Social media ad spending spiked 20.2% year over year in Q2, well above prior projections of 12.4% growth and the equivalent of about $4.9 billion in additional value, according to an update from WARC.
The researcher’s Q3 report, which takes a global versus U.S.-specific view, highlights how the digital triopoly of Amazon, Google and Meta continues to entrench its dominance amid a period of deep economic uncertainty. The findings also indicate that marketers enacted a blitz of activity in Q2, a “pre-tariff” period where many brands rushed to stockpile inventory and promote value ahead of expected price hikes.
WARC tracked “sharp” increases in spending from retailers on social media in Q2, with the category pouring more dollars into Meta-owned Instagram (up 18.8%) and TikTok (up 56.8%), whose future in the U.S. is still being sorted out. Retail is now the largest category on both of those platforms, per WARC monitoring assisted by Nielsen. Technology and consumer electronics, other verticals vulnerable to tariffs, recorded notable lifts in spending on those sites as well.
Overall, global ad spending is expected to be more robust than previously anticipated in 2025, with full-year growth now expected to increase 7.4% to $1.17 trillion, per WARC. The upward revision, the first WARC has issued in over a year, marks a 1.2 percentage-point jump from prior estimates published in June.
Driving momentum are digital-first ad platforms, which will snap up nine in 10 dollars of incremental market growth, and what WARC described as a “pre-tariff windfall.”
Social media is attracting a plurality of new ad dollars at 40.6% market share, while non-retail search and retail media will take up 22.2% and 21.5% of spend, respectively. Just three companies — Google owner Alphabet, Amazon and Meta — are positioned to take over half (55.8%) of global ad spend this year, excluding China.

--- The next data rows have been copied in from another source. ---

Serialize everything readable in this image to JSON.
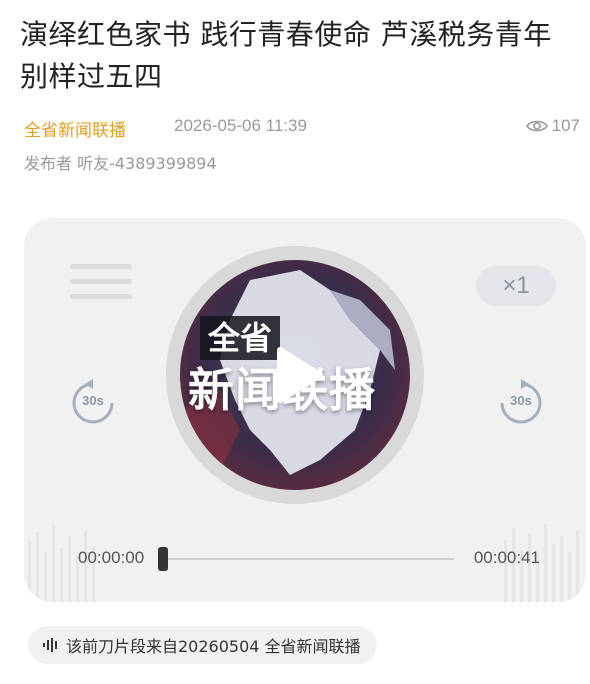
{
  "article": {
    "title": "演绎红色家书 践行青春使命 芦溪税务青年别样过五四",
    "source": "全省新闻联播",
    "date": "2026-05-06 11:39",
    "views": "107",
    "publisher": "发布者 听友-4389399894"
  },
  "player": {
    "speed": "×1",
    "skip_back_label": "30s",
    "skip_forward_label": "30s",
    "cover_line1": "全省",
    "cover_line2": "新闻联播",
    "current_time": "00:00:00",
    "total_time": "00:00:41",
    "progress": 0.0
  },
  "clip_note": "该前刀片段来自20260504 全省新闻联播",
  "colors": {
    "source": "#e0a020",
    "meta": "#999999",
    "player_bg": "#f1f1f2",
    "speed_text": "#8a93a1"
  }
}
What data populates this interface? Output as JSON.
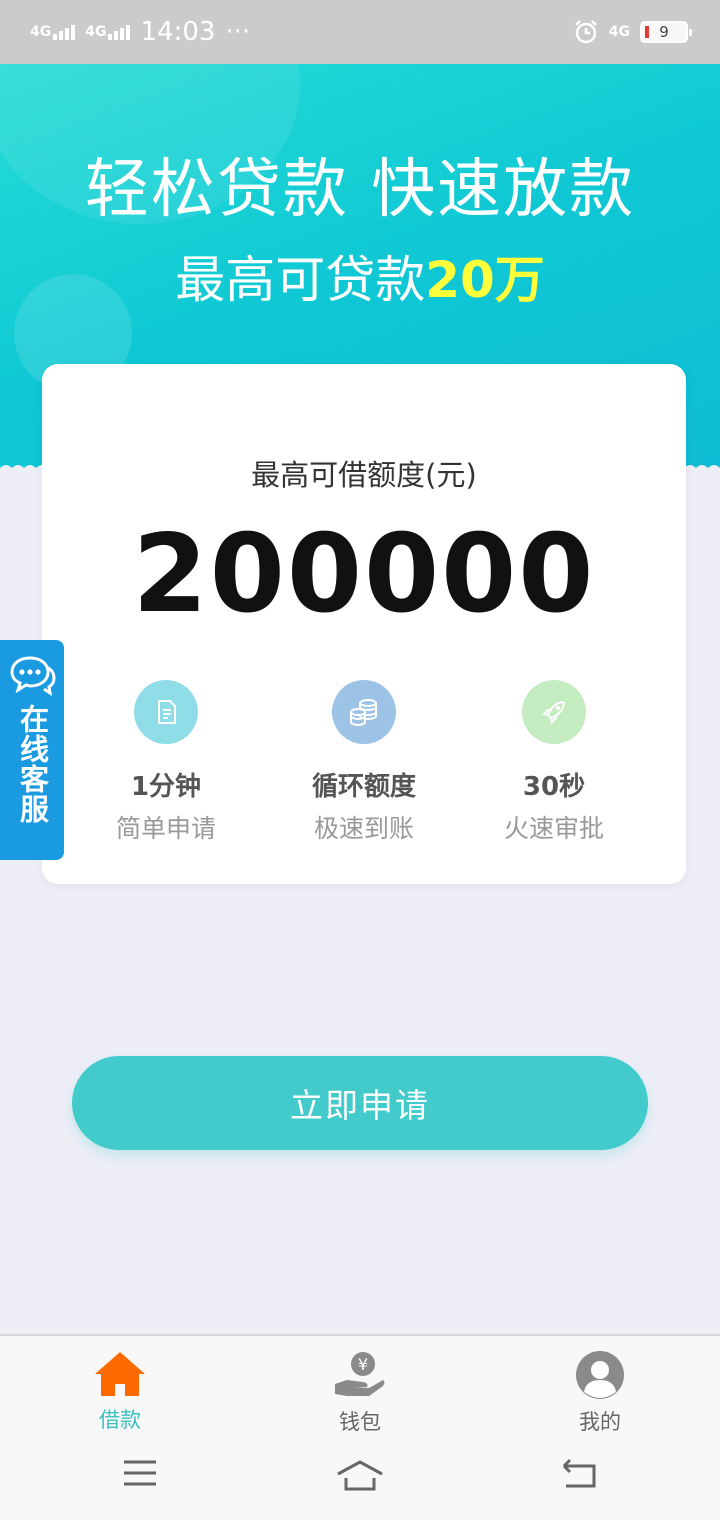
{
  "status_bar": {
    "signal1": "4G",
    "signal2": "4G",
    "time": "14:03",
    "more": "···",
    "network": "4G",
    "battery": "9"
  },
  "hero": {
    "title": "轻松贷款 快速放款",
    "subtitle_prefix": "最高可贷款",
    "subtitle_highlight": "20万"
  },
  "card": {
    "label": "最高可借额度(元)",
    "amount": "200000",
    "features": [
      {
        "title": "1分钟",
        "desc": "简单申请",
        "icon": "document-icon",
        "color": "#8fdde6"
      },
      {
        "title": "循环额度",
        "desc": "极速到账",
        "icon": "coins-icon",
        "color": "#9cc3e6"
      },
      {
        "title": "30秒",
        "desc": "火速审批",
        "icon": "rocket-icon",
        "color": "#c4ecc0"
      }
    ]
  },
  "service": {
    "label": "在线客服"
  },
  "apply_button": {
    "label": "立即申请"
  },
  "tabbar": {
    "items": [
      {
        "label": "借款",
        "icon": "home-icon",
        "active": true
      },
      {
        "label": "钱包",
        "icon": "wallet-icon",
        "active": false
      },
      {
        "label": "我的",
        "icon": "user-icon",
        "active": false
      }
    ]
  },
  "colors": {
    "accent": "#42cbca",
    "tab_active": "#ff6a00",
    "tab_active_label": "#3bbfc0",
    "service_blue": "#1a9ae0",
    "highlight_yellow": "#ffff3b"
  }
}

A big upshot from WARC is that digital has firmly entrenched itself as the leading advertising engine in the post-pandemic world despite repeated fits of macro volatility. The firm estimates that the nominal value of the global ad market will effectively double by 2027 compared to 2020 figures, reaching about $1.36 trillion.
By contrast, traditional media channels, including newspapers, broadcast TV and radio, remain on the wane.
Not everyone is as optimistic about 2025’s prospects as the impact of tariffs are more strongly felt by brands. U.S. automotive and retail spending on digital ads is sharply retreating due to the trade war, eMarketer said in a report published earlier this week that somewhat conflicts with WARC’s assessment. Total digital spending in the U.S. is forecast to grow 9.5% YoY to $338.27 billion, per eMarketer, a revision two percentage points lower than earlier estimates.
Informa, which owns a controlling stake in Informa TechTarget, the publisher behind Marketing Dive and Social Media Today, is also invested in WARC. Informa has no influence over Marketing Dive’s coverage.